Lalage was crying on his shoulder, sobbing quietly without noise or movement, as overwrought women do; but it was soon over, and she pulled herself together bravely.

"I think you're very tired and we had better have some tea now," she said, smiling at him with wet eyes. He kissed away her tears, then released her, and sat down whilst she hurried into the kitchen to prepare the tray.

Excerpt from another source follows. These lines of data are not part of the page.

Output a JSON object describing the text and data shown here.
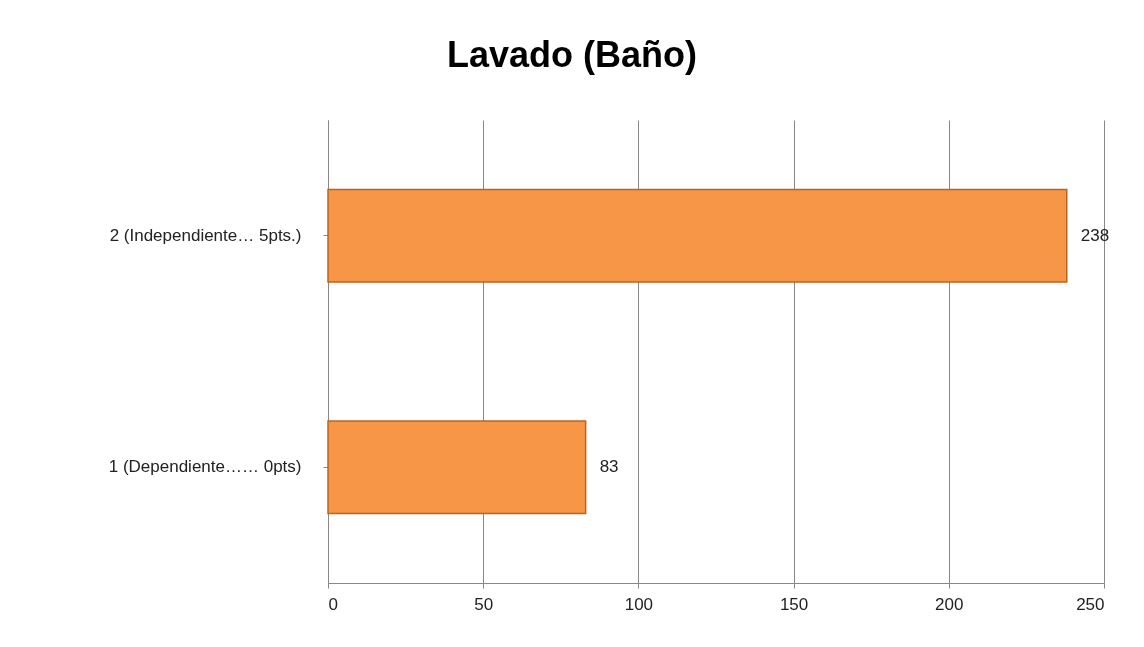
{
  "chart_data": {
    "type": "bar",
    "title": "Lavado (Baño)",
    "orientation": "horizontal",
    "categories": [
      "2  (Independiente… 5pts.)",
      "1  (Dependiente…… 0pts)"
    ],
    "values": [
      238,
      83
    ],
    "color": "#f79646",
    "xlim": [
      0,
      250
    ],
    "xticks": [
      0,
      50,
      100,
      150,
      200,
      250
    ],
    "grid": "x",
    "data_labels": true
  }
}
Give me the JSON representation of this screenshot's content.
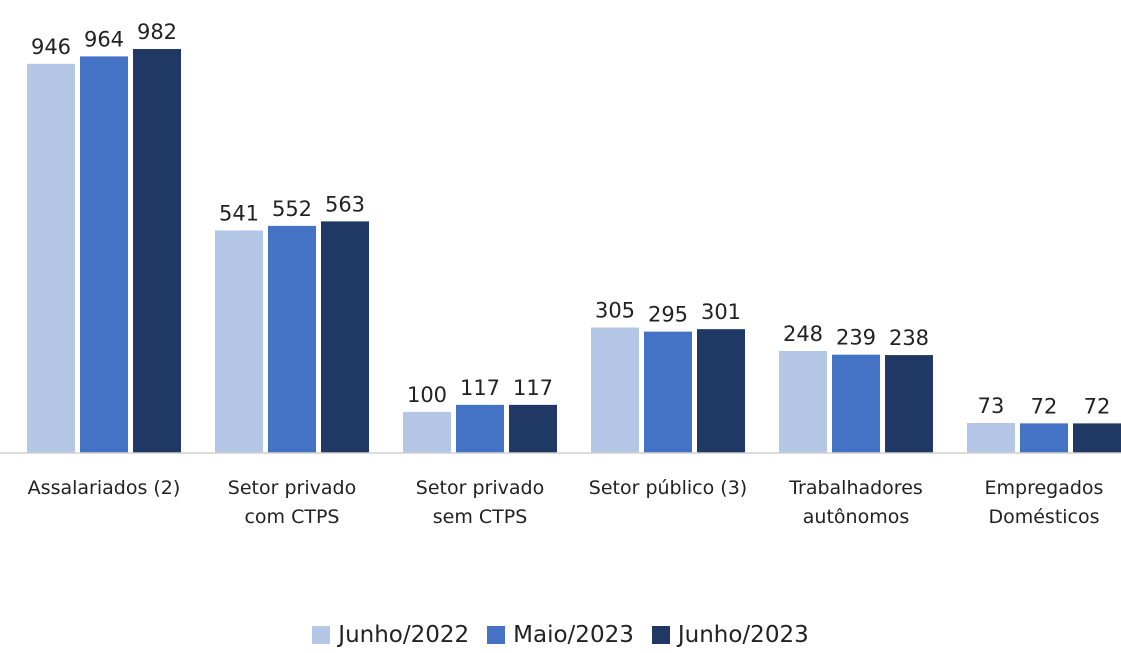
{
  "chart_data": {
    "type": "bar",
    "categories": [
      "Assalariados (2)",
      "Setor privado\ncom CTPS",
      "Setor privado\nsem CTPS",
      "Setor público (3)",
      "Trabalhadores\nautônomos",
      "Empregados\nDomésticos"
    ],
    "series": [
      {
        "name": "Junho/2022",
        "color": "#b4c7e7",
        "values": [
          946,
          541,
          100,
          305,
          248,
          73
        ]
      },
      {
        "name": "Maio/2023",
        "color": "#4472c4",
        "values": [
          964,
          552,
          117,
          295,
          239,
          72
        ]
      },
      {
        "name": "Junho/2023",
        "color": "#203864",
        "values": [
          982,
          563,
          117,
          301,
          238,
          72
        ]
      }
    ],
    "legend": "bottom"
  }
}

It was very much later, in fact not until after they had finished the supper, which she insisted should come from the next street—"Because it was so nice last time," she explained—that he went back to the subject of their future. He was so desperately in earnest that he succeeded in blinding himself to the financial difficulties ahead; and, though perhaps he did not convince either Lalage or himself, they were both in the mood to risk things.

"I'll give up my rooms at Mrs. Benn's, thankfully, and we can take some others, somewhere near Fleet Street, until we can get on our feet," he went on.

But Lalage demurred. "I can't give up this flat, at least not without losing all I've paid on the furniture, until the end of my agreement, in six months' time. Why shouldn't we stay on here?"

Jimmy frowned. He loathed the place and all its associations, but he was not in a position to give her another home of her own, as yet, and he could not answer her argument, especially when she added:

"I can tell them at the agent's office that we are married, and we can give them some name or other."

She said it simply, without the least intention of hurting him; but the words cut him like a whip, for though, for one mad moment, he had thought of marriage, real marriage, he had put the idea on one side as utterly impossible. He was a Grierson, owing a duty to the family, and he could not do the thing. Only he had the grace not even to hint of it to her, and she gave no sign that she had the least expectation of any promise from him. She had recovered her spirits, and, apparently, was quite content with the arrangement he proposed. He was fully conscious that Society would condemn him unsparingly, if it found out, and he could not justify his own conduct, even to himself; but Lalage never seemed to consider the moral aspect of the question, that curious element of irresponsibility, almost childishness, which he had marked at the very outset, was now more noticeable than ever.

Suddenly, a new fear gripped him. "It will never do to give my people this address," he said. "They would make inquiries at once, and then——" He gave a grim little smile.

Lalage's face grew hard. "Why should they hunt you like that? If they really cared, they would have looked after you, instead of sending you to those lodgings. They want you to be like a little boy, to do just what they say, and never to have a mind of your own—oh, yes, but they do. They ought to have seen that after all you've been through, you need care and love."

He looked up with a queer light in his eyes. "Do you love me, Lalage? You've never said so."

"I like you very, very much," she answered.

But he was not satisfied. "Do you love me?" he repeated.

"I like you better, much better, than anyone else I ever met," and with that he had to be content.